Saturday, October 08, 2005

Duke Altum's Poem of the Week #10

This week's poem comes from an all-time master of the craft, Rainer Maria Rilke. I chose it not only because it seems to be appropriate for the season, but also because, though I can't claim to fully grasp (as with most of Rilke's deep, profound poetry) its meaning, I really like the mood of the thing -- the potent mix of wistfulness and expectation... appreciation for beauties found and mourning for beauties lost. The miracle of this poem is that it somehow manages to capture in words the gift and the pain of autumn -- that final fireburst of color before the world slips into the gray pall of winter. And of course, it seems to say something profound about our lives too, although it's beyond me to describe exactly what that is. I just sense it at the level of the heart (not the head) when I read the words of the poem.


Autumn Day

Lord: it is time.

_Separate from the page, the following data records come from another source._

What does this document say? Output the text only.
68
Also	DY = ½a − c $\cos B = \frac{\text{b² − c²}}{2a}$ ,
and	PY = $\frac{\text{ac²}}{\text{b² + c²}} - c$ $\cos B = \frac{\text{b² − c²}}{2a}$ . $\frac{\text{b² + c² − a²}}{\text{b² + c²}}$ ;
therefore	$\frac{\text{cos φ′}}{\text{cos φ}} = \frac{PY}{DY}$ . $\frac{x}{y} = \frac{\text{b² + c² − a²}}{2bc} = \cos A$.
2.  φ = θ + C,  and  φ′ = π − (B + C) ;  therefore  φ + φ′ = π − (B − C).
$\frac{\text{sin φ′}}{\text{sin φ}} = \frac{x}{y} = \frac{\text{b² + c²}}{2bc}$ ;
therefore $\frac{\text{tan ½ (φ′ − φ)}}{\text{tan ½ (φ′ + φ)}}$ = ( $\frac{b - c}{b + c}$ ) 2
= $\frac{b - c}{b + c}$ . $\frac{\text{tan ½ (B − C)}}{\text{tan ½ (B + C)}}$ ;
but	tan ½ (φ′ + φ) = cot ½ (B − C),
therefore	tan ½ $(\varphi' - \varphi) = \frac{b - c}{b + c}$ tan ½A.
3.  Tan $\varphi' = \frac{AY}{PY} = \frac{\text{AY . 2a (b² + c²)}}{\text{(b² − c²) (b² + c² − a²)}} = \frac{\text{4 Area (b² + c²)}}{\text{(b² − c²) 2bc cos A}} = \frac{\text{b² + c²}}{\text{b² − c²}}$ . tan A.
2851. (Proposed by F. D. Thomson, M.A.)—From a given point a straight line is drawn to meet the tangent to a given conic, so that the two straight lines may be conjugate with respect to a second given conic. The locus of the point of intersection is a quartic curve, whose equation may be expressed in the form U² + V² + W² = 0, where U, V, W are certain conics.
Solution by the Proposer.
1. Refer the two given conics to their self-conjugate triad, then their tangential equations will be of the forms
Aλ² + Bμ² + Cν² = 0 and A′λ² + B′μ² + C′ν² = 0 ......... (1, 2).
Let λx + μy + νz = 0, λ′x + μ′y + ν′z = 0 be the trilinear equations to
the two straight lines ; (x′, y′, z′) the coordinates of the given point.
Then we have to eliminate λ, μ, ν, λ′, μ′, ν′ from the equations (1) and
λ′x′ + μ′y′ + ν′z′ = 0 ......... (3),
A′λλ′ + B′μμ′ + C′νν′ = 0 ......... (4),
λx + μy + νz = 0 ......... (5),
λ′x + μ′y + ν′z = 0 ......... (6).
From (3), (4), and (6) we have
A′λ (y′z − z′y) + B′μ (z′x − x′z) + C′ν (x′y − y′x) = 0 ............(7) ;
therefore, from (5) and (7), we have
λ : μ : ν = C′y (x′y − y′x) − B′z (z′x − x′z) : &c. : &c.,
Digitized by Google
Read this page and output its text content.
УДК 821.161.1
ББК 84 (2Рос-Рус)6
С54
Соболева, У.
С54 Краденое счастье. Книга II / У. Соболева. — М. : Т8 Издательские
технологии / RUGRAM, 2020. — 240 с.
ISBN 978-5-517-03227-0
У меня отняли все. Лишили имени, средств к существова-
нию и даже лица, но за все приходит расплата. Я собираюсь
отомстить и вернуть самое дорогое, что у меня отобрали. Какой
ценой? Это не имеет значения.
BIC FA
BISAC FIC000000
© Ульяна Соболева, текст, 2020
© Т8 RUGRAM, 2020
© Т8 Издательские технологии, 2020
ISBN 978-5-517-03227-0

The huge summer has gone by.
Now overlap the sundials with your shadows,
and on the meadows let the wind go free.

Command the fruits to swell on tree and vine;
grant them a few more warm transparent days,
urge them on to fulfillment then, and press
the final sweetness into the heavy wine.

Whoever has no house now, will never have one.
Whoever is alone will stay alone,
will sit, read, write long letters through the evening,
and wander the boulevards, up and down,
restlessly, while the dry leaves are blowing.